Brute Force Attack

A Brute Force attack consists of an attacker submitting many passwords or passphrases with the hope of eventually guessing correctly, in order to gain illegal access to confidential data.

​​ Protecting against Brute Force Attacks

​​ Hide cause of error

Hackers buy lists of usernames, and they will use those lists to see if they can be used to gain access to a system.

A Brute Force Attack is often used to guess a User’s username / Password combination. Some systems help the hacker by telling him whether the username was wrong (“No user can be found with this email address”), or whether the Password was wrong (“Incorrect password”). By giving a hacker this information, the system is basically telling the hacker whether he should try a Brute Force Attack for this username, or whether he should continue searching for usernames that exist on this system.

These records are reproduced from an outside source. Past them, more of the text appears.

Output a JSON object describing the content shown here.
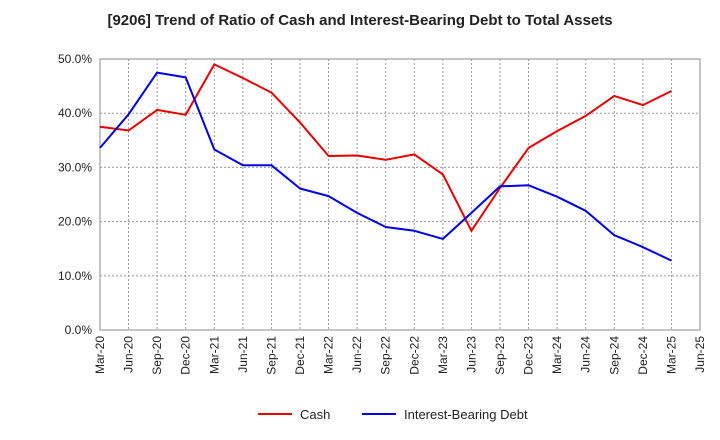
{
  "chart_data": {
    "type": "line",
    "title": "[9206]  Trend of Ratio of Cash and Interest-Bearing Debt to Total Assets",
    "x": [
      "Mar-20",
      "Jun-20",
      "Sep-20",
      "Dec-20",
      "Mar-21",
      "Jun-21",
      "Sep-21",
      "Dec-21",
      "Mar-22",
      "Jun-22",
      "Sep-22",
      "Dec-22",
      "Mar-23",
      "Jun-23",
      "Sep-23",
      "Dec-23",
      "Mar-24",
      "Jun-24",
      "Sep-24",
      "Dec-24",
      "Mar-25",
      "Jun-25"
    ],
    "y_ticks": [
      "0.0%",
      "10.0%",
      "20.0%",
      "30.0%",
      "40.0%",
      "50.0%"
    ],
    "ylim": [
      0,
      50
    ],
    "grid": true,
    "legend_position": "bottom",
    "series": [
      {
        "name": "Cash",
        "color": "#e60000",
        "values": [
          37.5,
          36.8,
          40.6,
          39.7,
          49.0,
          46.5,
          43.8,
          38.3,
          32.1,
          32.2,
          31.4,
          32.4,
          28.7,
          18.3,
          26.2,
          33.6,
          36.7,
          39.5,
          43.2,
          41.5,
          44.1,
          null
        ]
      },
      {
        "name": "Interest-Bearing Debt",
        "color": "#0000e6",
        "values": [
          33.6,
          39.8,
          47.5,
          46.6,
          33.3,
          30.4,
          30.4,
          26.1,
          24.7,
          21.6,
          19.0,
          18.3,
          16.8,
          21.6,
          26.5,
          26.7,
          24.6,
          22.0,
          17.5,
          15.3,
          12.8,
          null
        ]
      }
    ]
  }
}
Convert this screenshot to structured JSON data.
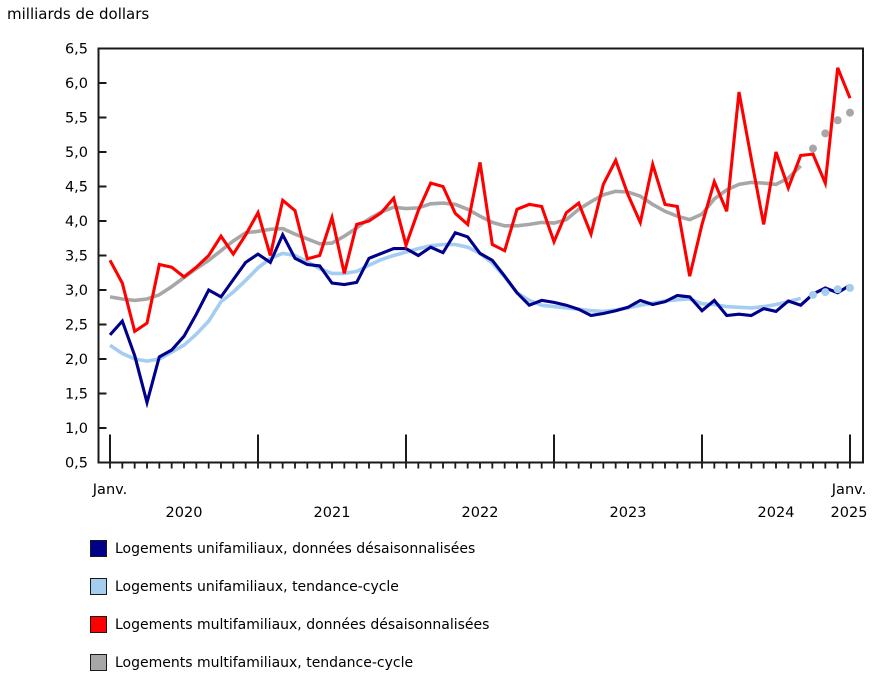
{
  "chart": {
    "title": "milliards de dollars"
  },
  "axes": {
    "y_ticks": [
      {
        "value": 6.5,
        "label": "6,5"
      },
      {
        "value": 6.0,
        "label": "6,0"
      },
      {
        "value": 5.5,
        "label": "5,5"
      },
      {
        "value": 5.0,
        "label": "5,0"
      },
      {
        "value": 4.5,
        "label": "4,5"
      },
      {
        "value": 4.0,
        "label": "4,0"
      },
      {
        "value": 3.5,
        "label": "3,5"
      },
      {
        "value": 3.0,
        "label": "3,0"
      },
      {
        "value": 2.5,
        "label": "2,5"
      },
      {
        "value": 2.0,
        "label": "2,0"
      },
      {
        "value": 1.5,
        "label": "1,5"
      },
      {
        "value": 1.0,
        "label": "1,0"
      },
      {
        "value": 0.5,
        "label": "0,5"
      }
    ],
    "x_row1": [
      {
        "label": "Janv.",
        "month_index": 0
      },
      {
        "label": "Janv.",
        "month_index": 60
      }
    ],
    "x_row2": [
      {
        "label": "2020",
        "month_index": 6
      },
      {
        "label": "2021",
        "month_index": 18
      },
      {
        "label": "2022",
        "month_index": 30
      },
      {
        "label": "2023",
        "month_index": 42
      },
      {
        "label": "2024",
        "month_index": 54
      },
      {
        "label": "2025",
        "month_index": 60
      }
    ]
  },
  "chart_data": {
    "type": "line",
    "title": "milliards de dollars",
    "xlabel": "",
    "ylabel": "milliards de dollars",
    "ylim": [
      0.5,
      6.5
    ],
    "x_unit": "month",
    "x_range": [
      "janv. 2020",
      "janv. 2025"
    ],
    "months_per_year_tick": 12,
    "series": [
      {
        "id": "multifam_tc",
        "name": "Logements multifamiliaux, tendance-cycle",
        "color": "#a7a7a7",
        "width": 3.6,
        "dot_tail_from": 57,
        "values": [
          2.9,
          2.87,
          2.85,
          2.87,
          2.93,
          3.05,
          3.18,
          3.31,
          3.43,
          3.57,
          3.71,
          3.83,
          3.85,
          3.88,
          3.89,
          3.81,
          3.74,
          3.67,
          3.68,
          3.78,
          3.9,
          4.03,
          4.13,
          4.2,
          4.18,
          4.19,
          4.25,
          4.26,
          4.24,
          4.17,
          4.07,
          3.98,
          3.93,
          3.93,
          3.95,
          3.98,
          3.97,
          4.02,
          4.17,
          4.28,
          4.38,
          4.43,
          4.42,
          4.36,
          4.24,
          4.14,
          4.07,
          4.02,
          4.1,
          4.32,
          4.45,
          4.53,
          4.56,
          4.55,
          4.53,
          4.62,
          4.8,
          5.05,
          5.27,
          5.46,
          5.57
        ]
      },
      {
        "id": "unifam_tc",
        "name": "Logements unifamiliaux, tendance-cycle",
        "color": "#a5cdf0",
        "width": 3.6,
        "dot_tail_from": 57,
        "values": [
          2.2,
          2.08,
          2.0,
          1.97,
          2.0,
          2.1,
          2.2,
          2.36,
          2.55,
          2.83,
          2.97,
          3.14,
          3.32,
          3.46,
          3.53,
          3.5,
          3.41,
          3.31,
          3.24,
          3.24,
          3.27,
          3.36,
          3.44,
          3.5,
          3.55,
          3.6,
          3.64,
          3.66,
          3.66,
          3.62,
          3.53,
          3.39,
          3.19,
          2.96,
          2.85,
          2.78,
          2.76,
          2.74,
          2.72,
          2.7,
          2.69,
          2.71,
          2.74,
          2.78,
          2.81,
          2.84,
          2.86,
          2.87,
          2.8,
          2.79,
          2.76,
          2.75,
          2.74,
          2.76,
          2.79,
          2.83,
          2.88,
          2.93,
          2.97,
          3.01,
          3.03
        ]
      },
      {
        "id": "unifam_sa",
        "name": "Logements unifamiliaux, données désaisonnalisées",
        "color": "#00008b",
        "width": 3.1,
        "dot_tail_from": null,
        "values": [
          2.35,
          2.55,
          2.05,
          1.37,
          2.03,
          2.13,
          2.33,
          2.65,
          3.0,
          2.9,
          3.15,
          3.4,
          3.52,
          3.4,
          3.8,
          3.46,
          3.37,
          3.35,
          3.1,
          3.08,
          3.11,
          3.46,
          3.53,
          3.6,
          3.6,
          3.5,
          3.62,
          3.54,
          3.83,
          3.77,
          3.53,
          3.43,
          3.2,
          2.96,
          2.78,
          2.85,
          2.82,
          2.78,
          2.72,
          2.63,
          2.66,
          2.7,
          2.75,
          2.85,
          2.79,
          2.83,
          2.92,
          2.9,
          2.7,
          2.85,
          2.63,
          2.65,
          2.63,
          2.73,
          2.69,
          2.84,
          2.78,
          2.94,
          3.03,
          2.96,
          3.07
        ]
      },
      {
        "id": "multifam_sa",
        "name": "Logements multifamiliaux, données désaisonnalisées",
        "color": "#ff0000",
        "width": 3.1,
        "dot_tail_from": null,
        "values": [
          3.43,
          3.1,
          2.4,
          2.52,
          3.37,
          3.33,
          3.19,
          3.33,
          3.5,
          3.78,
          3.52,
          3.8,
          4.12,
          3.5,
          4.3,
          4.15,
          3.45,
          3.5,
          4.05,
          3.24,
          3.95,
          4.0,
          4.12,
          4.33,
          3.65,
          4.15,
          4.55,
          4.5,
          4.11,
          3.95,
          4.85,
          3.66,
          3.57,
          4.17,
          4.24,
          4.21,
          3.7,
          4.12,
          4.26,
          3.81,
          4.53,
          4.88,
          4.38,
          3.98,
          4.82,
          4.24,
          4.21,
          3.2,
          3.95,
          4.57,
          4.14,
          5.87,
          4.9,
          3.95,
          5.0,
          4.48,
          4.95,
          4.97,
          4.55,
          6.22,
          5.78
        ]
      }
    ]
  },
  "legend": {
    "items": [
      {
        "label": "Logements unifamiliaux, données désaisonnalisées",
        "color": "#00008b"
      },
      {
        "label": "Logements unifamiliaux, tendance-cycle",
        "color": "#a5cdf0"
      },
      {
        "label": "Logements multifamiliaux, données désaisonnalisées",
        "color": "#ff0000"
      },
      {
        "label": "Logements multifamiliaux, tendance-cycle",
        "color": "#a7a7a7"
      }
    ]
  }
}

Systems should never expose this kind of information. Instead they should merely state that the username / Password combination is incorrect. (One should also make sure that none if this information is exposed by the HTTP Return code of the Back End services).

​​ Account locking

If multiple login attempts have failed for a given username, then the corresponding User account should be locked. This prevents that a hacker gains access to the account, even if he guesses the password correctly.

​​ Metric Monitoring

Metrics could be generated from a login-service that report how often what IP Address did a login attempt. If that Metric exceeds a certain threshold, that IP Address should be blocked from accessing the system.

This could be implemented with advanced solutions like WAFs or AWS Shield, but enforcing a Rate Limit using an API Gateway could also do the trick.